“Sold.” He jogged ahead to open the door of a sleek 1990 Ford Bronco. “Dealer’s choice.” He took my hand and helped me up into the passenger seat.
The idea of Erich walking in later and finding us together took center stage in my mind. I didn’t think about how much Thomas had already been drinking—until he spun the tires leaving the parking lot.
We hadn’t made it halfway down the road before it clicked.
I was in a car with a drunk driver.
This time, with someone I barely knew.
We swerved, drifting across the road. Neither of us could find the center line, but he didn’t slow down. It felt like waking from a dream, clawing my way through the haze as my body tried to catch up to what was happening.
It sobered me faster than sleep ever could.
I hinted at it—once, twice—but Thomas brushed it off, insisting he was fine. I didn’t want to push. Didn’t want to seem difficult. I’d just met him. Maybe he was always a bad driver.
He was my ride home.
Then it happened.
Thomas was mid-story about his dog when he jerked the wheel to avoid a deer. My scream tore out of me as the car veered off the road and slammed into a tree.
After that—sound. A sickening thunk. A crack.
Later, I’d realize it was him going through the windshield. No seatbelt.

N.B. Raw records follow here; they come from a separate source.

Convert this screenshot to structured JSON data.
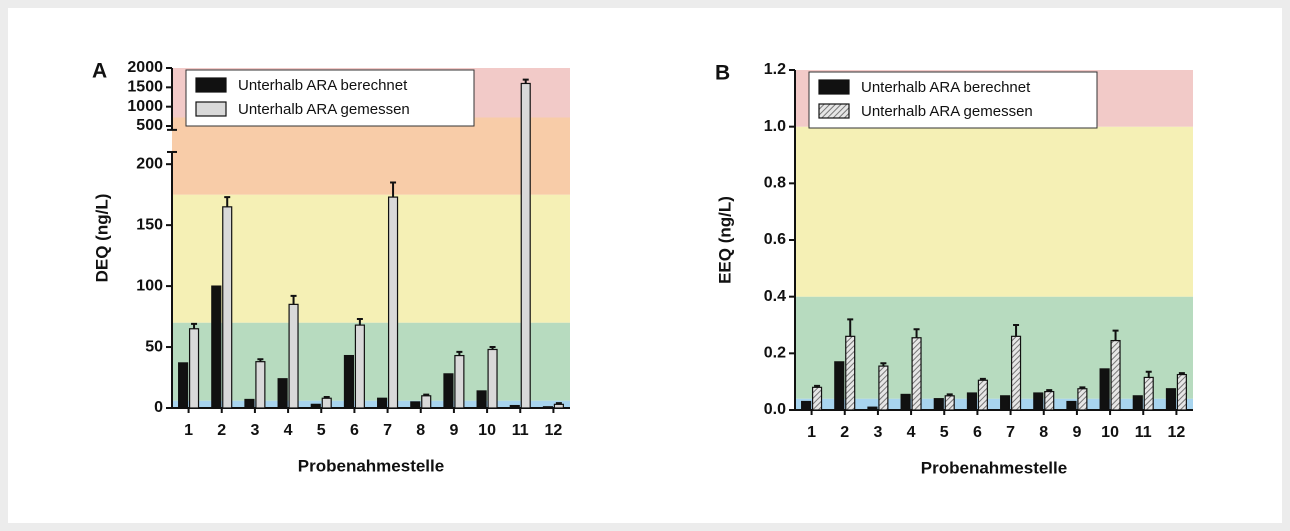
{
  "chart_data": [
    {
      "type": "bar",
      "label": "A",
      "y_label": "DEQ (ng/L)",
      "x_label": "Probenahmestelle",
      "categories": [
        "1",
        "2",
        "3",
        "4",
        "5",
        "6",
        "7",
        "8",
        "9",
        "10",
        "11",
        "12"
      ],
      "series": [
        {
          "name": "Unterhalb ARA berechnet",
          "color": "#111111",
          "values": [
            37,
            100,
            7,
            24,
            3,
            43,
            8,
            5,
            28,
            14,
            2,
            1
          ]
        },
        {
          "name": "Unterhalb ARA gemessen",
          "color": "#d9d9d9",
          "values": [
            65,
            165,
            38,
            85,
            8,
            68,
            173,
            10,
            43,
            48,
            1600,
            3
          ],
          "errors": [
            4,
            8,
            2,
            7,
            1,
            5,
            12,
            1,
            3,
            2,
            100,
            1
          ]
        }
      ],
      "ylim": [
        0,
        2000
      ],
      "ybreak": [
        210,
        400
      ],
      "yticks": [
        0,
        50,
        100,
        150,
        200,
        500,
        1000,
        1500,
        2000
      ],
      "bands": [
        {
          "from": 0,
          "to": 6,
          "color": "#a8d4ee"
        },
        {
          "from": 6,
          "to": 70,
          "color": "#b7dbbf"
        },
        {
          "from": 70,
          "to": 175,
          "color": "#f5f0b5"
        },
        {
          "from": 175,
          "to": 720,
          "color": "#f8cca8"
        },
        {
          "from": 720,
          "to": 2000,
          "color": "#f2cac8"
        }
      ],
      "legend": "upper left"
    },
    {
      "type": "bar",
      "label": "B",
      "y_label": "EEQ (ng/L)",
      "x_label": "Probenahmestelle",
      "categories": [
        "1",
        "2",
        "3",
        "4",
        "5",
        "6",
        "7",
        "8",
        "9",
        "10",
        "11",
        "12"
      ],
      "series": [
        {
          "name": "Unterhalb ARA berechnet",
          "color": "#111111",
          "values": [
            0.03,
            0.17,
            0.01,
            0.055,
            0.04,
            0.06,
            0.05,
            0.06,
            0.03,
            0.145,
            0.05,
            0.075
          ]
        },
        {
          "name": "Unterhalb ARA gemessen",
          "color": "#9a9a9a",
          "hatch": true,
          "values": [
            0.08,
            0.26,
            0.155,
            0.255,
            0.05,
            0.105,
            0.26,
            0.065,
            0.075,
            0.245,
            0.115,
            0.125
          ],
          "errors": [
            0.005,
            0.06,
            0.01,
            0.03,
            0.005,
            0.005,
            0.04,
            0.005,
            0.005,
            0.035,
            0.02,
            0.005
          ]
        }
      ],
      "ylim": [
        0,
        1.2
      ],
      "yticks": [
        {
          "value": 0,
          "label": "0.0"
        },
        0.2,
        0.4,
        0.6,
        0.8,
        {
          "value": 1,
          "label": "1.0"
        },
        1.2
      ],
      "bands": [
        {
          "from": 0,
          "to": 0.04,
          "color": "#a8d4ee"
        },
        {
          "from": 0.04,
          "to": 0.4,
          "color": "#b7dbbf"
        },
        {
          "from": 0.4,
          "to": 1,
          "color": "#f5f0b5"
        },
        {
          "from": 1,
          "to": 1.2,
          "color": "#f2cac8"
        }
      ],
      "legend": "upper left"
    }
  ]
}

Smoke curled from the hood. Blood smeared across the glass and steering wheel. My hands moved before my brain caught up—I stripped off his jacket, tossed it into the backseat, turned down the music, and fumbled with the door.
I forgot I was wearing a seatbelt and nearly choked myself trying to get out before I realized.
I think I knew he was dead.
But I still had to look.
I wasn’t ready for what I saw.
The boy from the bar—the one I’d planned to bring back to the motel—was gone. What remained didn’t seem human. His body was twisted, broken, wrong. His face—gone to something unrecognizable.
If he’d lived even a second longer, he would’ve begged for death.
All I could think was:shit, shit, shit—
The slam of the passenger door echoed into the empty night. I doubled over, vomiting onto my shoes before collapsing to the ground, fingers clawing into the dirt like I could pull myself out of it. My face was wet—I thought it was tears until my hand brushed glass embedded in my skin.
It stung. Everything stung.
But none of it mattered.
I needed Erich.
I wiped my mouth and turned—leaving the wreck, leaving Thomas—running back toward the bar. Alone, on a dark highway, looking like I’d been mauled by a small animal.
I would’ve been an easy target for anyone.
It was a good fifteen-minute walk. My sniffling, blubbering self didn’t know what else to do. I didn’t know what I’d do once I got to the bar, but at least it was a straight walk back. I couldn’t go inside after something like that. Someone would ask questions about how I looked or connect me to the boy I left with.
My only saving grace was his brother and friends weren’t around when we left for him to take me to his car. Someone would know what happened or assume the worst. The cops would be called. The highly unlikely scenario—being put on trial for murder or manslaughter, the right lawyers twistingeverything—under a microscope in front of a judge, raced through my panicked mind. My whole life would be dragged back as the judge pieced together who I was… I didn’t want that. I wanted to forget it, even if it was wrong to disconnect myself from the accident for the sake of my own safety.
His death could’ve been in my hands, just because I was with him when it happened.